The Parrott Rifle on one of the gunboats exploded, killing the gunner and blinding his mate.  Fourteen of
Galena's
crew lay dead, victims of cannot shot and gunfire.  Progress was impossible, and persistence promised only further losses.  Three hours after the fleet dropped anchor, they retreated towards the mouth of the James.  For the time being, Richmond was safe.   

Taking stock of the damage, Ship's Carpenter Dreher listed forty-five places where enemy fire had pierced
Galena's
hull.  He could not begin to calculate how long it would take to repair her.

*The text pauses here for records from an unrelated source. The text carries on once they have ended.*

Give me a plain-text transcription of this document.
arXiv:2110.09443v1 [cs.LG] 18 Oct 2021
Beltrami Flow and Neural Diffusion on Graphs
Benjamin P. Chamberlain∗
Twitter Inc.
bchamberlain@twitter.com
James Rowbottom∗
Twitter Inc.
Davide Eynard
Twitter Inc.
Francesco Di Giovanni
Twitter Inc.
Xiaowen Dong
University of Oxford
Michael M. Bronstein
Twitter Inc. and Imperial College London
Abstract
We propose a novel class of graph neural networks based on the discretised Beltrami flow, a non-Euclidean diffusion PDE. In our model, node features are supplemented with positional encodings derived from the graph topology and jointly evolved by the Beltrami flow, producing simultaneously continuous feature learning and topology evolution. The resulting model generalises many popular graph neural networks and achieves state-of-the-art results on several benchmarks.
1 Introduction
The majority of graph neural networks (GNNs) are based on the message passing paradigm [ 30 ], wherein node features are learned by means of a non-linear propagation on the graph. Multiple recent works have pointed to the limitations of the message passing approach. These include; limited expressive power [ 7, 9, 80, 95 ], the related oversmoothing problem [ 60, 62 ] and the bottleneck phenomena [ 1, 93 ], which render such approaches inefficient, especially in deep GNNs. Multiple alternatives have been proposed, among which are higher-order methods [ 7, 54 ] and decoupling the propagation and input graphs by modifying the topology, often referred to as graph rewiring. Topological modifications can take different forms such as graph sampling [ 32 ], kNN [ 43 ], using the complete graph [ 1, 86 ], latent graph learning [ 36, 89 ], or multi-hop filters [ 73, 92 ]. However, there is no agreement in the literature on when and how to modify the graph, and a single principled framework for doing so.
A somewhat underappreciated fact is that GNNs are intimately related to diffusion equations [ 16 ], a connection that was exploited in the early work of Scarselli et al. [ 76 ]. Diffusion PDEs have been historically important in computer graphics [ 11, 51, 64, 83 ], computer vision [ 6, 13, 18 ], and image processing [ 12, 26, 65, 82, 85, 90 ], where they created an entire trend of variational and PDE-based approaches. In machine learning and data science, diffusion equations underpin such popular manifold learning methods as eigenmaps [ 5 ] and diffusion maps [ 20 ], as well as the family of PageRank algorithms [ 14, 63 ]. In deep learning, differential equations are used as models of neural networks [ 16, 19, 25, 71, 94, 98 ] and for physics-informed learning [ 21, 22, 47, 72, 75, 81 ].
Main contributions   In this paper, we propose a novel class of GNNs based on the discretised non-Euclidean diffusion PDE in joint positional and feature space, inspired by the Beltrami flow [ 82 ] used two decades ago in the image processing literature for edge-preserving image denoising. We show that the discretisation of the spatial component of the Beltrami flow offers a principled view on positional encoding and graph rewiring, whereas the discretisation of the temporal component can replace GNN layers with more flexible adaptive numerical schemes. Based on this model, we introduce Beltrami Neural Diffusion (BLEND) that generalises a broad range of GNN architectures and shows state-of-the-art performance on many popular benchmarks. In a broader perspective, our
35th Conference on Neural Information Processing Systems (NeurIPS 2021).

She was not, it turned out, shot-proof.

 

Two years passed, almost to the day, before the Navy set its sights on Drewry's Bluff again. A desire for vengeance helped choose the target.  The first encounter was an embarrassment for more than one high officer, and a victory at that particular bend in the James River would set things right. The commanders of the Union forces learned a valuable lesson during the defeat of
Galena
and its sister ships. Drewry's Bluff was a tough target by water, but a vulnerable one by land.  If enough troops could be ferried up the James, they might be able to fight their way past the bluff by an overland route.  If they could, they would find themselves just seven miles from Richmond.  The city was very lightly defended.  By 1864 more than one Union general had expressed the thought, privately or publicly, that it was high time to get the war over with.  The capture of the Confederate capitol would contribute greatly to that end. So it was written, and so the ships went forth up the James.